Elia Schmid ist der erste Einzel-Schweizer-Meister aus dem Kanton Bern seit fast 40 Jahren. Aufgrund seiner unorthodoxen Rückhandtechnik galt der Meiringer einst als nicht förderungswürdig.

Und plötzlich war Elia Schmid Schweizer Meister. Im Viertelfinal hatte der 17-jährige Tischtennisspieler gegen Titelverteidiger Samy Zmirou einen 1:3-Satzrückstand wettgemacht, danach war er nicht mehr zu stoppen. Der Weg zum Triumph war typisch für die Karriere des Meiringers, der sich durch Widerstände und schlechte Prognosen nie hat aufhalten lassen.

Es hatte alles im Bastelraum des Elternhauses begonnen.

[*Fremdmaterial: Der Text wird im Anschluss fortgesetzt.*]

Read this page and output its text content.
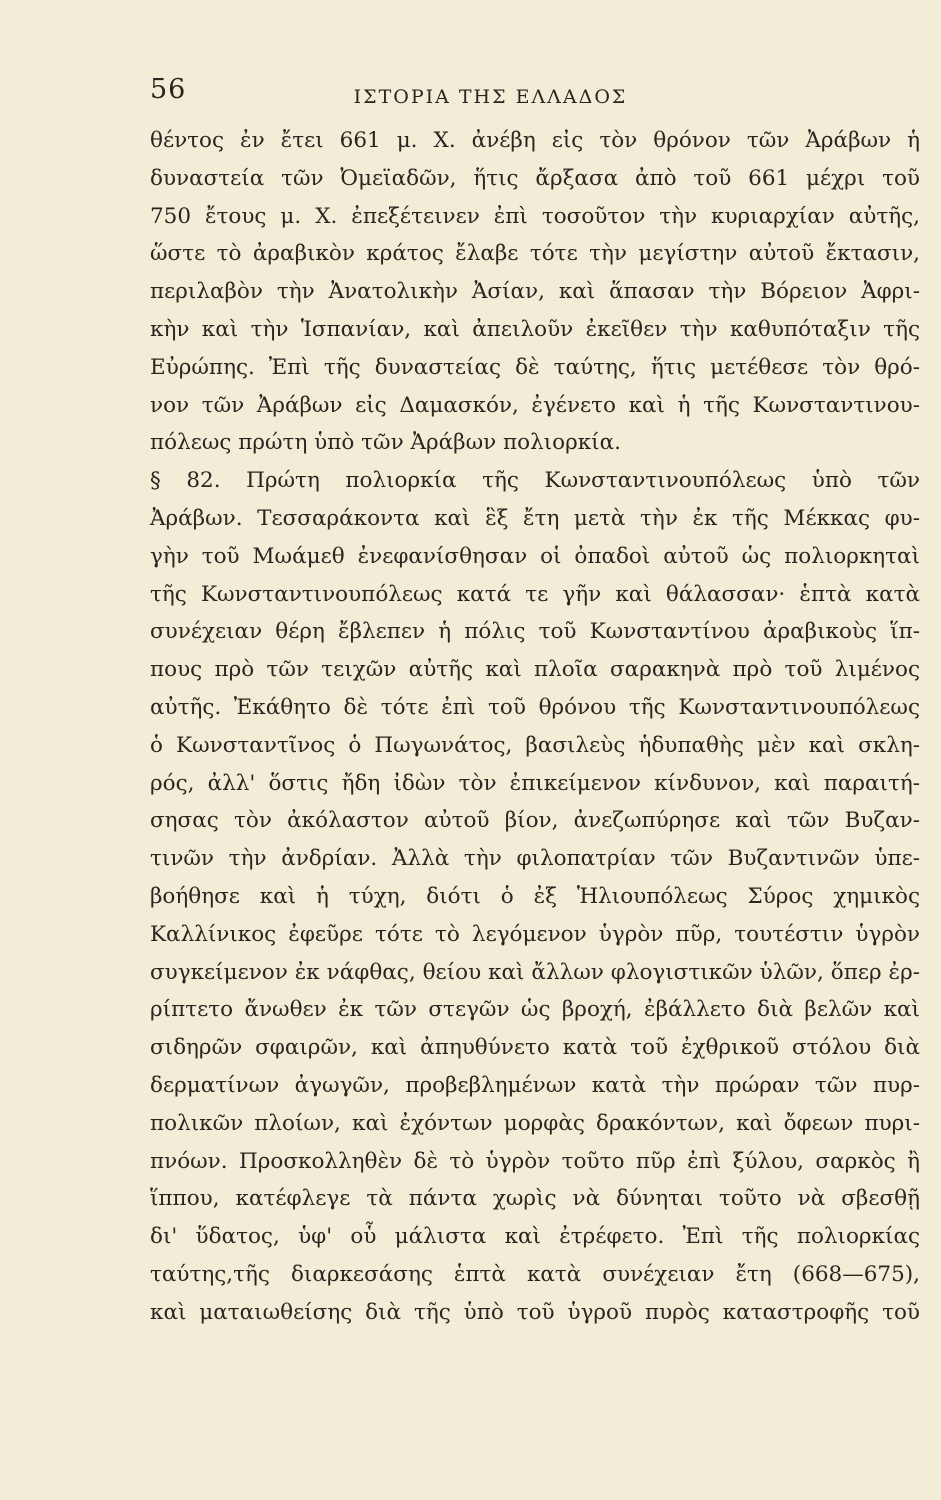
56	ΙΣΤΟΡΙΑ ΤΗΣ ΕΛΛΑΔΟΣ
θέντος ἐν ἔτει 661 μ. Χ. ἀνέβη εἰς τὸν θρόνον τῶν Ἀράβων ἡ
δυναστεία τῶν Ὀμεϊαδῶν, ἥτις ἄρξασα ἀπὸ τοῦ 661 μέχρι τοῦ
750 ἔτους μ. Χ. ἐπεξέτεινεν ἐπὶ τοσοῦτον τὴν κυριαρχίαν αὐτῆς,
ὥστε τὸ ἀραβικὸν κράτος ἔλαβε τότε τὴν μεγίστην αὐτοῦ ἔκτασιν,
περιλαβὸν τὴν Ἀνατολικὴν Ἀσίαν, καὶ ἅπασαν τὴν Βόρειον Ἀφρι-
κὴν καὶ τὴν Ἱσπανίαν, καὶ ἀπειλοῦν ἐκεῖθεν τὴν καθυπόταξιν τῆς
Εὐρώπης. Ἐπὶ τῆς δυναστείας δὲ ταύτης, ἥτις μετέθεσε τὸν θρό-
νον τῶν Ἀράβων εἰς Δαμασκόν, ἐγένετο καὶ ἡ τῆς Κωνσταντινου-
πόλεως πρώτη ὑπὸ τῶν Ἀράβων πολιορκία.
§ 82. Πρώτη πολιορκία τῆς Κωνσταντινουπόλεως ὑπὸ τῶν
Ἀράβων. Τεσσαράκοντα καὶ ἓξ ἔτη μετὰ τὴν ἐκ τῆς Μέκκας φυ-
γὴν τοῦ Μωάμεθ ἐνεφανίσθησαν οἱ ὀπαδοὶ αὐτοῦ ὡς πολιορκηταὶ
τῆς Κωνσταντινουπόλεως κατά τε γῆν καὶ θάλασσαν· ἑπτὰ κατὰ
συνέχειαν θέρη ἔβλεπεν ἡ πόλις τοῦ Κωνσταντίνου ἀραβικοὺς ἵπ-
πους πρὸ τῶν τειχῶν αὐτῆς καὶ πλοῖα σαρακηνὰ πρὸ τοῦ λιμένος
αὐτῆς. Ἐκάθητο δὲ τότε ἐπὶ τοῦ θρόνου τῆς Κωνσταντινουπόλεως
ὁ Κωνσταντῖνος ὁ Πωγωνάτος, βασιλεὺς ἡδυπαθὴς μὲν καὶ σκλη-
ρός, ἀλλ' ὅστις ἤδη ἰδὼν τὸν ἐπικείμενον κίνδυνον, καὶ παραιτή-
σησας τὸν ἀκόλαστον αὐτοῦ βίον, ἀνεζωπύρησε καὶ τῶν Βυζαν-
τινῶν τὴν ἀνδρίαν. Ἀλλὰ τὴν φιλοπατρίαν τῶν Βυζαντινῶν ὑπε-
βοήθησε καὶ ἡ τύχη, διότι ὁ ἐξ Ἡλιουπόλεως Σύρος χημικὸς
Καλλίνικος ἐφεῦρε τότε τὸ λεγόμενον ὑγρὸν πῦρ, τουτέστιν ὑγρὸν
συγκείμενον ἐκ νάφθας, θείου καὶ ἄλλων φλογιστικῶν ὑλῶν, ὅπερ ἐρ-
ρίπτετο ἄνωθεν ἐκ τῶν στεγῶν ὡς βροχή, ἐβάλλετο διὰ βελῶν καὶ
σιδηρῶν σφαιρῶν, καὶ ἀπηυθύνετο κατὰ τοῦ ἐχθρικοῦ στόλου διὰ
δερματίνων ἀγωγῶν, προβεβλημένων κατὰ τὴν πρώραν τῶν πυρ-
πολικῶν πλοίων, καὶ ἐχόντων μορφὰς δρακόντων, καὶ ὄφεων πυρι-
πνόων. Προσκολληθὲν δὲ τὸ ὑγρὸν τοῦτο πῦρ ἐπὶ ξύλου, σαρκὸς ἢ
ἵππου, κατέφλεγε τὰ πάντα χωρὶς νὰ δύνηται τοῦτο νὰ σβεσθῇ
δι' ὕδατος, ὑφ' οὗ μάλιστα καὶ ἐτρέφετο. Ἐπὶ τῆς πολιορκίας
ταύτης,τῆς διαρκεσάσης ἑπτὰ κατὰ συνέχειαν ἔτη (668—675),
καὶ ματαιωθείσης διὰ τῆς ὑπὸ τοῦ ὑγροῦ πυρὸς καταστροφῆς τοῦ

Dort spielte Klein-Elia mit dem Vater und den Geschwistern leidenschaftlich Pingpong, dort eignete er sich eine Schlagtechnik an, die bis heute für Stirnrunzeln sorgt. Schmid dreht den Unterarm scheibenwischerartig, sodass er den Ball auch auf der Rückhandseite mit dem Vorhandbelag trifft. «Mein Vater war ein Laie, deshalb korrigierte er mich nie», sagt Schmid. Später, als der Berner Oberländer schon wettkampfmässig Tischtennis spielte, wurde er immer wieder aufgefordert, den Fehler auszumerzen und den Ball konventionell zu schlagen. Er wurde vorerst nicht ins Nachwuchsnationalkader aufgenommen, weil die Verbandscoaches die Erfolgsaussichten als zu gering einstuften. «Ich müsste lügen, wenn ich sagen würde, ich hätte Elia von Anfang an zugetraut, so gut zu werden», gibt Daniel Bühlmann zu. Bühlmann ist einer der besten Kollegen Schmids, selber NLB-Akteur und gelegentlicher Trainingspartner. Trotz Skepsis im Umfeld liess sich Elia Schmid nicht beirren. «Der Kopf wollte die Technik nicht ändern.»